Lack of basic amenities and infrastructure facilities are still plaguing a majority of schools managed by the state government across Telangana. 
Students of the state residential school and college in Keesara bathe in the open due to lack of bathrooms | sayantan ghosh
Students of the state residential school and college in Keesara bathe in the open due to lack of bathrooms | sayantan ghosh

HYDERABAD: Lack of basic amenities and infrastructure facilities are still plaguing a majority of schools managed by the state government across Telangana.  Telangana State Residential School and College for boys at Keesara in Medchal district on the outskirts of the city is no exception.  The school has no drinking water facility and toilets.  More pathetic is that the classrooms turn into hostels by night and the students were forced sleep on the floor.

The school has a strength of around 500 students and there are no sufficient dormitories, bathrooms and drinking water facilities.  There are only three hostel rooms with asbestos sheets and can hardly accommodate 160 students. As a result, the remaining students were forced to sleep in the classrooms.  
The students have to bathe in open air and three tankers provide water for drinking and other purposes for the students. The school has just one borewell and a water purifier but both are currently under repair. With no toilet facility, students have to defecate in the open area abutting the school.

B Pramod Kumar, a class VI student, said he was studying in the school for the last six years. ``There are no lights on the school premises and absence of a watchman and compound wall make us panicky during nights,’’ he said.

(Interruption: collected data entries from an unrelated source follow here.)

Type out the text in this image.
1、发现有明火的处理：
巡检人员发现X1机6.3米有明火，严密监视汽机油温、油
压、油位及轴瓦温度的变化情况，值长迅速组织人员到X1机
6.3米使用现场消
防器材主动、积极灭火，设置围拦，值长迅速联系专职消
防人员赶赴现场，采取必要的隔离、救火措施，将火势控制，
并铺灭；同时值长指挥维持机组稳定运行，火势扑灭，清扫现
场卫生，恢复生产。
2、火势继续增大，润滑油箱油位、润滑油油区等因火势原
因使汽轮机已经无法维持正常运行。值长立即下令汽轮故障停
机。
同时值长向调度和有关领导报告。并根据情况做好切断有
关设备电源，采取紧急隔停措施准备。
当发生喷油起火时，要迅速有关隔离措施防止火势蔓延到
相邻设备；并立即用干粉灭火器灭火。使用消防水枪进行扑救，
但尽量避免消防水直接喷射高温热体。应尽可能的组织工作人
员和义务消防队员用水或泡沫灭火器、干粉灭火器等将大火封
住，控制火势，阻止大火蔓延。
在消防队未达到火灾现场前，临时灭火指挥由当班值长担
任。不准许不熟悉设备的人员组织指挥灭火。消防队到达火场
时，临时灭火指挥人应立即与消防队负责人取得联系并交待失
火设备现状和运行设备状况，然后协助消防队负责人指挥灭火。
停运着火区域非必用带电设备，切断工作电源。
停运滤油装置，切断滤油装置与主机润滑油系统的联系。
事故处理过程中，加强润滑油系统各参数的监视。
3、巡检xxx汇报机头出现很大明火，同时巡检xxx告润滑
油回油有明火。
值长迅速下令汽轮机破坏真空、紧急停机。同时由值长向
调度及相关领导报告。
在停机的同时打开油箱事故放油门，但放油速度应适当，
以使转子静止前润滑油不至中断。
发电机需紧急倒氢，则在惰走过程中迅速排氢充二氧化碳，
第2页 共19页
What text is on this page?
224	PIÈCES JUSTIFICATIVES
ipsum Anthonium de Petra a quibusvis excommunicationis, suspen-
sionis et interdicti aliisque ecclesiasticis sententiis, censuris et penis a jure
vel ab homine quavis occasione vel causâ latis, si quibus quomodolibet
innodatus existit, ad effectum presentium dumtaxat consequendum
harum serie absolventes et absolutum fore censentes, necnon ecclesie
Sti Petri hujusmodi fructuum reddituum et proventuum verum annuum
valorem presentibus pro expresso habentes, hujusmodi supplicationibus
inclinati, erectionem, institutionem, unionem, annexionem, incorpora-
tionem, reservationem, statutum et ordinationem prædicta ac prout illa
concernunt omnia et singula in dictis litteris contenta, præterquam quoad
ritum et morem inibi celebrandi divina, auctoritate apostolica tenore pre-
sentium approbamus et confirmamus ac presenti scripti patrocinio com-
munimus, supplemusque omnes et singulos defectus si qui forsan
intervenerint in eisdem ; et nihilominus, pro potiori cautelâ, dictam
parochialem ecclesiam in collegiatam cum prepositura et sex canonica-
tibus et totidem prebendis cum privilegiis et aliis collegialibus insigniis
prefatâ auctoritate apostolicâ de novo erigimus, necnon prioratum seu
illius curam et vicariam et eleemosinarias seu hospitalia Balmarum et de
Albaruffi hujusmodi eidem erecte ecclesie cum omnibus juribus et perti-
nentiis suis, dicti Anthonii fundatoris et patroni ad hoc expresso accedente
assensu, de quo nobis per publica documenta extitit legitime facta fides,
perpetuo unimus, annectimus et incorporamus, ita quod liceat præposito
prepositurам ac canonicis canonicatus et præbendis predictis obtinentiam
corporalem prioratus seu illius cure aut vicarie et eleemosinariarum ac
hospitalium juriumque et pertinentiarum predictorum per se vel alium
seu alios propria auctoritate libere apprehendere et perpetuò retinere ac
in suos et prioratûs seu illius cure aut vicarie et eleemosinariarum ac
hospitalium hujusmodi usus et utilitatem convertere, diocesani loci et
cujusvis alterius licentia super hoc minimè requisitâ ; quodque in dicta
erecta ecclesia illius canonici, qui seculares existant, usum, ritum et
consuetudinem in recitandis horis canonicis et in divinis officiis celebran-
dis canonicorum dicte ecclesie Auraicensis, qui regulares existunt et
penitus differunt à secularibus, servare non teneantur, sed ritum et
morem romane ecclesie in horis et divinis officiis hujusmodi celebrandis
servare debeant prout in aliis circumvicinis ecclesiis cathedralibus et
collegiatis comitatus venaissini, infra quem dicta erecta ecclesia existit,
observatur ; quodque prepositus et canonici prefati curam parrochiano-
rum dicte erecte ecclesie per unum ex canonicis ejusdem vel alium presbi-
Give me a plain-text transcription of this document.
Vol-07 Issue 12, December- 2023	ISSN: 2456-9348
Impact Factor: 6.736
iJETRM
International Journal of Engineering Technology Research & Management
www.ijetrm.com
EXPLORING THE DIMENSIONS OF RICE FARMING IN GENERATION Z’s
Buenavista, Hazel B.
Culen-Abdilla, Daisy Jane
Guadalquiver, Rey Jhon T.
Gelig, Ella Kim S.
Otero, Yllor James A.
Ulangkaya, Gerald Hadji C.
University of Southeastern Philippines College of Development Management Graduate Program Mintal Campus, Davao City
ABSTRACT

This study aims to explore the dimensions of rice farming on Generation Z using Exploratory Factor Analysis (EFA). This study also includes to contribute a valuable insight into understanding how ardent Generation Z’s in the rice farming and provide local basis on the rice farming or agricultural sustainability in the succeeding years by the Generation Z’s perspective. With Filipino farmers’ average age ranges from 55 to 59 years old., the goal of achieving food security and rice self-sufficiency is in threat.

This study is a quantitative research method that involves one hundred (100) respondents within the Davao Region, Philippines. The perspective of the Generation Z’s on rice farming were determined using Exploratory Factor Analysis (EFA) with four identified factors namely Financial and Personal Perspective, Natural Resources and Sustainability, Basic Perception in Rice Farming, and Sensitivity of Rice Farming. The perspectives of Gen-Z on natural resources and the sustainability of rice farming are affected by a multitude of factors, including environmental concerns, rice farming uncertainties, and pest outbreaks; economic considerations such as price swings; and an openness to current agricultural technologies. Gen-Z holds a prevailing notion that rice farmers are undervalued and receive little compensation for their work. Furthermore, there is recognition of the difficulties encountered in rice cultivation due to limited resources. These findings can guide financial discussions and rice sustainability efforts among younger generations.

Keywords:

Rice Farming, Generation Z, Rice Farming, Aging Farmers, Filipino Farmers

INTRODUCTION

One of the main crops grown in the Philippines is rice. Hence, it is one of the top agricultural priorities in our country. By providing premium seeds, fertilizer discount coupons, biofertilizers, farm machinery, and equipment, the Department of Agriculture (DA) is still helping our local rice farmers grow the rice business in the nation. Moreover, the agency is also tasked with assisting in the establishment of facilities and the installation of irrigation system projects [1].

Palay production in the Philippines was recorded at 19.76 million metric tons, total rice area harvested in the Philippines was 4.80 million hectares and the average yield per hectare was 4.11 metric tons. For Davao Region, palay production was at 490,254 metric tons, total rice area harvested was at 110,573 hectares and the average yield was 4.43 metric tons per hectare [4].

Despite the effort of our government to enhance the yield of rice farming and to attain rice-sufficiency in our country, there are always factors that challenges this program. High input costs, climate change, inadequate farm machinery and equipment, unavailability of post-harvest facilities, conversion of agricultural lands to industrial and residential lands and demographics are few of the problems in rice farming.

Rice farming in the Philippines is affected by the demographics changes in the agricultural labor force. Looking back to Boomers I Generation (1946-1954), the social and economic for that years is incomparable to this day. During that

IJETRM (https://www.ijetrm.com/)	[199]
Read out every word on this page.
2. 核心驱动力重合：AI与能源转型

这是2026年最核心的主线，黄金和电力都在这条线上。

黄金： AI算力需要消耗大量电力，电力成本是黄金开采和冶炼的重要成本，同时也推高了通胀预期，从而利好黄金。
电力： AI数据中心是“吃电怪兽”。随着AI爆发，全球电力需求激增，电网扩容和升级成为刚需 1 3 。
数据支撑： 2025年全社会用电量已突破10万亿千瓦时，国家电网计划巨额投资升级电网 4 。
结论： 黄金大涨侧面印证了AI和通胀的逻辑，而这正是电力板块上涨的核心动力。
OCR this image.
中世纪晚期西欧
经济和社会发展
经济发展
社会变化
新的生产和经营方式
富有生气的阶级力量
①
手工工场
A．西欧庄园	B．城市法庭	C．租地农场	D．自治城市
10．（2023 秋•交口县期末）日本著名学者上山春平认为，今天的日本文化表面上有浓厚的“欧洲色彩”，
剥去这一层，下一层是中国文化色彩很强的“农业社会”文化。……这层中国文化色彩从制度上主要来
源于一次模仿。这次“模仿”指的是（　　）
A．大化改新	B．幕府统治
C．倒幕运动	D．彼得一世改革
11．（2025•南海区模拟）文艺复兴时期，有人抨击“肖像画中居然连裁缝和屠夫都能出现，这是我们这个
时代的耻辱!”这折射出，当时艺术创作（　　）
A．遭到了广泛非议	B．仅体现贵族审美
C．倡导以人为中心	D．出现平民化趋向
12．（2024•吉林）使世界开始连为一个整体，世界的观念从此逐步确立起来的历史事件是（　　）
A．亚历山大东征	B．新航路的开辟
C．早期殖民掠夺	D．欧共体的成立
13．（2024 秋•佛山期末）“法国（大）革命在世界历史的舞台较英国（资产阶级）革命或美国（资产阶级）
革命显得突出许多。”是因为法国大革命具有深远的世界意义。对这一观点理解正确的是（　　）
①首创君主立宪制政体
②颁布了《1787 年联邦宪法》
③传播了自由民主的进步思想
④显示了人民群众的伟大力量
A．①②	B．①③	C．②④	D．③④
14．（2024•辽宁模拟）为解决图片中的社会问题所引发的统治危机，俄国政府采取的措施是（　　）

Speaking to Express, school principal M Upender Reddy said he brought the matter to the notice of higher authorities of Telangana State Residential Educational Institutions Society several times seeking funds for better infrastructure, including dormitories and toilets. ``I have even submitted proposals to district collectors, who inspected the school,’’ he said. However, Telangana State Residential Welfare School secretary A Satyanarayana    claimed they they have already started constructing new buildings for the residential school.